Furthermore, many embodiments are described in terms of sequences of actions to be performed by, for example, elements of a computing device. It will be recognized that various actions described herein can be performed by specific circuits, such as application specific integrated circuits (ASICs), by program instructions being executed by one or more processors, or by a combination of both. Additionally, these sequences of actions described herein can be considered to be embodied entirely within any form of computer readable storage medium having stored therein a corresponding set of computer instructions that upon execution would cause an associated processor to perform the functionality described herein. Thus, various aspects of the invention may be embodied in a number of different forms, all of which have been contemplated to be within the scope of the claimed subject matter. In addition, for each of the embodiments described herein, the corresponding form of any such embodiments may be described herein as, for example, “logic configured to” perform the described action.
The methods, sequences or algorithms described in connection with the embodiments disclosed herein may be embodied directly in hardware, in a software module executed by a processor, or in a combination of the two. A software module may reside in RAM, flash memory, ROM, EPROM, EEPROM, registers, a hard disk, a removable disk, a CD-ROM, or any other form of storage medium known in the art. An exemplary storage medium is coupled to the processor such that the processor can read information from, and write information to, the storage medium. In an alternative, the storage medium may be integral to the processor.
Accordingly, an embodiment of the invention can include a computer readable medium embodying a method of estimating a position of a pedestrian. Accordingly, the invention is not limited to illustrated examples and any means for performing the functionality described herein are included in embodiments of the invention.

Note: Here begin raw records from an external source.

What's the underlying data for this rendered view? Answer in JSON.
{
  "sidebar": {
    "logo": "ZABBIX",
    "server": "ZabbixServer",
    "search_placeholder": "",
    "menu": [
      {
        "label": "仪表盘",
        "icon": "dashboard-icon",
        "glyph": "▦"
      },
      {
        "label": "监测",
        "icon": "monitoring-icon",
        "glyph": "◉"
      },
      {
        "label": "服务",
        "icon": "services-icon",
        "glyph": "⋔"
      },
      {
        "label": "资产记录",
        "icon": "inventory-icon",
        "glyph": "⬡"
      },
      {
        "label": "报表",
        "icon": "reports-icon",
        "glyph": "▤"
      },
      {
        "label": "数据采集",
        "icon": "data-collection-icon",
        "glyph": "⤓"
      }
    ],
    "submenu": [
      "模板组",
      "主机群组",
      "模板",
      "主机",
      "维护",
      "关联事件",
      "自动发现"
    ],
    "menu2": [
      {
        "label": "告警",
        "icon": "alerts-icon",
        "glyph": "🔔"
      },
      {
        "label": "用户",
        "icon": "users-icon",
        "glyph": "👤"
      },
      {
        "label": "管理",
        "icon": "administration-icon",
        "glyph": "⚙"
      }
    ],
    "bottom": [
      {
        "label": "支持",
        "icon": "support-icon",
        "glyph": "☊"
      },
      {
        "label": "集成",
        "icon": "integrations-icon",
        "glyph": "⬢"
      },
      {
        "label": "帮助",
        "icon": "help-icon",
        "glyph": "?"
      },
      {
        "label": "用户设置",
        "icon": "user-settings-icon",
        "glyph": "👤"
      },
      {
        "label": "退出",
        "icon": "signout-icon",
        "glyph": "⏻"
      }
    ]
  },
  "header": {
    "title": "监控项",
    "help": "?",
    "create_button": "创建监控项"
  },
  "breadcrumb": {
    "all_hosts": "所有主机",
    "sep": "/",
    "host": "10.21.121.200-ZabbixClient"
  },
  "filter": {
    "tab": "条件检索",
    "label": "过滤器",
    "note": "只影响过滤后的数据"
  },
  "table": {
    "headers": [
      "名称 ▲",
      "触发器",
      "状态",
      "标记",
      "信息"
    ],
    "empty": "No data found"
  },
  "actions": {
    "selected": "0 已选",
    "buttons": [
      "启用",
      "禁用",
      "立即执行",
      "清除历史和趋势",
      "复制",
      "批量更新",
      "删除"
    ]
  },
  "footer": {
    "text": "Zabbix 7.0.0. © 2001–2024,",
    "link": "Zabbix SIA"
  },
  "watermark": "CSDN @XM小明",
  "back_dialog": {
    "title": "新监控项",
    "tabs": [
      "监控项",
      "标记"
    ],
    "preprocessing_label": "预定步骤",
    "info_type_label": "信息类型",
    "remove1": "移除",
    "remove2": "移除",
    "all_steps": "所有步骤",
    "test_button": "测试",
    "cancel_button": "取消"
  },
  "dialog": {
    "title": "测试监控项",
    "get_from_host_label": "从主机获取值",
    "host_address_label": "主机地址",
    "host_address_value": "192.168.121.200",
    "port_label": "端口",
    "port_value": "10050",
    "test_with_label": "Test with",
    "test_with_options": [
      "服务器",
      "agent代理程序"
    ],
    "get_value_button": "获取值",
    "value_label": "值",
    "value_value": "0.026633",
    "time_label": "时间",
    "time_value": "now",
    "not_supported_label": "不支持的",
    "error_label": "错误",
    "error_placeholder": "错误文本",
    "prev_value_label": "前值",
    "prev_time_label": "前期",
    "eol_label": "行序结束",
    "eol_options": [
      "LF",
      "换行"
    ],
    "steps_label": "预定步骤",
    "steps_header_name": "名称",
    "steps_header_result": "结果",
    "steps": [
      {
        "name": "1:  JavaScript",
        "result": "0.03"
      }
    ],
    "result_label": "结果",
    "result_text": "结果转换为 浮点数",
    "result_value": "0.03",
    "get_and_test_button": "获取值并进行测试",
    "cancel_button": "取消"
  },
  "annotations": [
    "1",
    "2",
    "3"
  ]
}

While the foregoing disclosure describes illustrative embodiments of the invention, it should be noted that various changes and modifications could be made herein without departing from the scope of the invention as defined by the appended claims. The functions, steps or actions in the method and apparatus claims in accordance with the embodiments of the invention described herein need not be performed in any particular order unless explicitly stated otherwise. Furthermore, although elements of the invention may be described or claimed in the singular, the plural is contemplated unless limitation to the singular is explicitly stated.